Analogy: Arriving at a house for dinner and the hosts keep emphasizing to you from the second you walk in the door that they’re looking forward to an early and good night’s rest as soon as you leave.

3. Learned helplessness

Telling our patients that there’s nothing we can do, or just shrugging our shoulders, when they complain about the fact that they couldn’t sleep or cannot tolerate the food. These are two of the most common complaints I hear, and as the “Captain of the Ship” the hospital doctor should at least try to address them—especially if the complaint seems justified. Food and sleep are two of the most basic things any human needs to function. Whether it’s telling the charge nurse to move a noisy neighbor or passing on a request to food services, we can certainly try to help, even if we expect the attempt to be futile.

Analogy: Being introduced to the hotel or restaurant head honcho, lodging a complaint about something that really bothered you, and having them seem indifferent and focused completely on something else.

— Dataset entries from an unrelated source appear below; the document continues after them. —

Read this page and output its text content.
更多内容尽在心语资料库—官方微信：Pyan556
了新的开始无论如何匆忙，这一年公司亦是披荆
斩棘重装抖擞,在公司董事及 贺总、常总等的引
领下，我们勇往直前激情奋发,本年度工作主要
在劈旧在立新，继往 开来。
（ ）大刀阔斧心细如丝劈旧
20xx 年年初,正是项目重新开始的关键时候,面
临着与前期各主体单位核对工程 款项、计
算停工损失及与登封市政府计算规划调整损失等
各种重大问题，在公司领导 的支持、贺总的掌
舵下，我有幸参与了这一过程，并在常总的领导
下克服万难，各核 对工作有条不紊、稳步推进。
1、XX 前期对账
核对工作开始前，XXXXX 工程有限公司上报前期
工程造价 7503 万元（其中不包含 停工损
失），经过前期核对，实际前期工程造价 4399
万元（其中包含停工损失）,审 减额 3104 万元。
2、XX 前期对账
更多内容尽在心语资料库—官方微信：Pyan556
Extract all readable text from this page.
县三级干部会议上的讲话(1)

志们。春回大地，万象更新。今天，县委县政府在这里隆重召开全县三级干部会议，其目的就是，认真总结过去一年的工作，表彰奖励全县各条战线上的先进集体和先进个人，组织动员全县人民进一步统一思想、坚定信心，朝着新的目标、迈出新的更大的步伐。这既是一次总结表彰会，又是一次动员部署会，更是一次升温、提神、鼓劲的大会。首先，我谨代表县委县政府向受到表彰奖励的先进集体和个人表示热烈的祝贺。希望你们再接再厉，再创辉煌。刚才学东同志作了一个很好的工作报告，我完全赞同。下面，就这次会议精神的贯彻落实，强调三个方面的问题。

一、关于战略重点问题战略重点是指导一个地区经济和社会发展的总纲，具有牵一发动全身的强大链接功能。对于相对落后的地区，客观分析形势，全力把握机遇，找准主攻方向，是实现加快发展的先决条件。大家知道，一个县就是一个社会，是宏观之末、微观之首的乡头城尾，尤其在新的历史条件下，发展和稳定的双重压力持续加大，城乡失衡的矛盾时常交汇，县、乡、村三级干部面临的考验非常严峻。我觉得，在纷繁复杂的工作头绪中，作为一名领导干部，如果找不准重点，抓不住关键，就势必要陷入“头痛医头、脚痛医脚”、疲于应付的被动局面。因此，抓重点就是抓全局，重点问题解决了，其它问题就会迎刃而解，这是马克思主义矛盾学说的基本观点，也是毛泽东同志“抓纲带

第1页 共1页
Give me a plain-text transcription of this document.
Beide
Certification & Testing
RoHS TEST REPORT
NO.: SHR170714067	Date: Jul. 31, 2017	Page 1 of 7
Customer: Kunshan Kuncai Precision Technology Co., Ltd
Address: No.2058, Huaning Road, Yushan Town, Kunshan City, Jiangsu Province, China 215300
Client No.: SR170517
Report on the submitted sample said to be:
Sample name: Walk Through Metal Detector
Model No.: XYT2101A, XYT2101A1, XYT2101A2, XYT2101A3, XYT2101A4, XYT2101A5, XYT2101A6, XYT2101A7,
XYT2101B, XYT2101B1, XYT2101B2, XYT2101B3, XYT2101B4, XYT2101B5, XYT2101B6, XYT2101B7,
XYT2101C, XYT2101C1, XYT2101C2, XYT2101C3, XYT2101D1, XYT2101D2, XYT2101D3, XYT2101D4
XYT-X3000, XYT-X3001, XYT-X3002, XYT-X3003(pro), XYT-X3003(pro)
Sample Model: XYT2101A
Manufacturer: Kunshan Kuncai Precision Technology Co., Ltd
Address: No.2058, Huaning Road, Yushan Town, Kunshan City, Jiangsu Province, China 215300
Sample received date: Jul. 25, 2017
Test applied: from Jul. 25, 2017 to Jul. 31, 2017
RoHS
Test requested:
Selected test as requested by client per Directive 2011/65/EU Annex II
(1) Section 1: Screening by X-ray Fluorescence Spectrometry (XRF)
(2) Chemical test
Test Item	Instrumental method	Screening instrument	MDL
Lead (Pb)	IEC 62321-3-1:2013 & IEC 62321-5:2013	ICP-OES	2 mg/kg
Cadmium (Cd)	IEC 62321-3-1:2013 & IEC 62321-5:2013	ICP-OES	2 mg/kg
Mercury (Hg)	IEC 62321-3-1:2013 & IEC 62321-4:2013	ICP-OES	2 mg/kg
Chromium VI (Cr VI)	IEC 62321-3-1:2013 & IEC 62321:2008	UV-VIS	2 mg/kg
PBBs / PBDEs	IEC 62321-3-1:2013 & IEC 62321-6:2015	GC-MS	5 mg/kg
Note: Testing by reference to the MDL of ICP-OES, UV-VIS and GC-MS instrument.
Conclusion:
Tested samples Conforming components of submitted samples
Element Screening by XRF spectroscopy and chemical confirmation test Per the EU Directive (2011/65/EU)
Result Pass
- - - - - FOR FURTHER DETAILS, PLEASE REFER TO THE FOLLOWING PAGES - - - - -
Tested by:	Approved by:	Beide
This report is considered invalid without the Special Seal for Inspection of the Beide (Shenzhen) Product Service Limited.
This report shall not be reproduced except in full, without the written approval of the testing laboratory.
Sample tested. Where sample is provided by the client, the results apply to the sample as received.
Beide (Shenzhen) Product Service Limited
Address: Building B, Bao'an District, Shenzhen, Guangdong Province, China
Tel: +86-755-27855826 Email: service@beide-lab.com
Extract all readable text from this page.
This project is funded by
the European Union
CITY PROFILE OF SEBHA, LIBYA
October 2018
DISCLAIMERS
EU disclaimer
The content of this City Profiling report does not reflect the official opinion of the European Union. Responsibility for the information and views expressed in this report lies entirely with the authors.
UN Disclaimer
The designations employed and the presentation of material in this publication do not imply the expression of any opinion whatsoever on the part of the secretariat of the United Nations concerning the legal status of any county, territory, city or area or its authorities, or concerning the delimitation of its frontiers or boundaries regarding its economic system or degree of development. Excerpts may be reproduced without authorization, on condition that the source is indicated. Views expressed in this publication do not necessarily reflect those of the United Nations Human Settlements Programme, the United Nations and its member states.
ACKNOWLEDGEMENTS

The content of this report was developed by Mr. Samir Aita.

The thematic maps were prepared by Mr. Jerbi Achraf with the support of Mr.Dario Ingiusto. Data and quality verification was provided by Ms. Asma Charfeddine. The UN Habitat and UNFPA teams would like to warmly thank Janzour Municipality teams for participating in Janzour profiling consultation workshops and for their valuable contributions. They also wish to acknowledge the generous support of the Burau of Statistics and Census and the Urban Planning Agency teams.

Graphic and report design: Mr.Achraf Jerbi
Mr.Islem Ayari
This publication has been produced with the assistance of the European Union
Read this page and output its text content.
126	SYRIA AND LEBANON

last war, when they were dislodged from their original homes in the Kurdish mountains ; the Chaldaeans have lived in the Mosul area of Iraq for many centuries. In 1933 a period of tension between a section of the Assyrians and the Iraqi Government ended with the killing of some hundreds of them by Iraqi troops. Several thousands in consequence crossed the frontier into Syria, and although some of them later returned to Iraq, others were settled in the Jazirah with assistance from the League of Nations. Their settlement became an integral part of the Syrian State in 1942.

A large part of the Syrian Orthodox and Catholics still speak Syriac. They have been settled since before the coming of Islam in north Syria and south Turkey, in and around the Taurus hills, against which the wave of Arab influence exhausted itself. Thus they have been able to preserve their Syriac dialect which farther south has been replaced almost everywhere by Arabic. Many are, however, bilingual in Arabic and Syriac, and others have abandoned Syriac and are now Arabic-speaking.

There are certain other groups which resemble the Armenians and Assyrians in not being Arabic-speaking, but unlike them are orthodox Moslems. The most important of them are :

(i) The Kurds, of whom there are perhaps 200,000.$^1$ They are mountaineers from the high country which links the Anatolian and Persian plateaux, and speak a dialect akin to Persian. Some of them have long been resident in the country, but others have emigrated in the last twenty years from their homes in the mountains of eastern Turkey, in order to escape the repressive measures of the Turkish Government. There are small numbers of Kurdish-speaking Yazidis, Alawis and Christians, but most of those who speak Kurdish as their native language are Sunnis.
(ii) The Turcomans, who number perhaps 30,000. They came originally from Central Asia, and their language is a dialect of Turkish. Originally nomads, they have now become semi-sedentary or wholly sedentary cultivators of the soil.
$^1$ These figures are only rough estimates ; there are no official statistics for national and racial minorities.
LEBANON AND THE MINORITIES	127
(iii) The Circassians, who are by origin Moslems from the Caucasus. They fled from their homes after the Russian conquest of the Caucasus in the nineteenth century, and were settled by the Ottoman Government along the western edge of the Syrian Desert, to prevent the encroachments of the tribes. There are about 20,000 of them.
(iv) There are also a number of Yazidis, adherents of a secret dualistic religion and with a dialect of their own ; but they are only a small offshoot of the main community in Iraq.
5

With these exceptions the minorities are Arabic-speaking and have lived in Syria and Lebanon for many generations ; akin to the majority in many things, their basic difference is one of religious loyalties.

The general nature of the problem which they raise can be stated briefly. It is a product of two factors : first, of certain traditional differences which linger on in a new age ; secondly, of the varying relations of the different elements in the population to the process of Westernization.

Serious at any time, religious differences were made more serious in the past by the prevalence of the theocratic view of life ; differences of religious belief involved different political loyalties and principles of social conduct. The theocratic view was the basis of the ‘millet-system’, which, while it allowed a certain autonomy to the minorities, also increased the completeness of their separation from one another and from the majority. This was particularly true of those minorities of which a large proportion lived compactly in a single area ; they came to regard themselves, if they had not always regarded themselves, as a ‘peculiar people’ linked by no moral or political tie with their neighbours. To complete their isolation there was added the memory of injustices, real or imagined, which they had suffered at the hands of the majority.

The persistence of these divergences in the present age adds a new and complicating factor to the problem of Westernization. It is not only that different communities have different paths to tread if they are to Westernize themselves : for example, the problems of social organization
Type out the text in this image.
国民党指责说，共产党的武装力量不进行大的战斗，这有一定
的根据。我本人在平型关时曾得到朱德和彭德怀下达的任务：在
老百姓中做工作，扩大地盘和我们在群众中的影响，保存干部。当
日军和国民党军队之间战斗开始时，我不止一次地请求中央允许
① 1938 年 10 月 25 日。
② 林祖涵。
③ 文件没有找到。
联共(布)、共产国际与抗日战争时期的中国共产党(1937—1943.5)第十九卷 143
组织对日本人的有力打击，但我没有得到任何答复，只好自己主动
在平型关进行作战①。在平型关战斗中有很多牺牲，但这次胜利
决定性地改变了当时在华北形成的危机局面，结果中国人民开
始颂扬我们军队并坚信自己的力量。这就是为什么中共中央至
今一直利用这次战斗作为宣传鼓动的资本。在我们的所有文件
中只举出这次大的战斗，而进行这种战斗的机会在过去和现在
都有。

These are just three situations that play out daily in our hospitals. Despite our best intentions, everyone in healthcare needs to take great care of how our words come across. Saying something that scares, disappoints or frustrates is often more important and memorable to our patients than their actual illness or, even dare I say, a medical error. To quote the great Maya Angelou and apply her famous saying to patients: “People will forget what you said, people will forget what you did, but people will never forget how you made them feel.”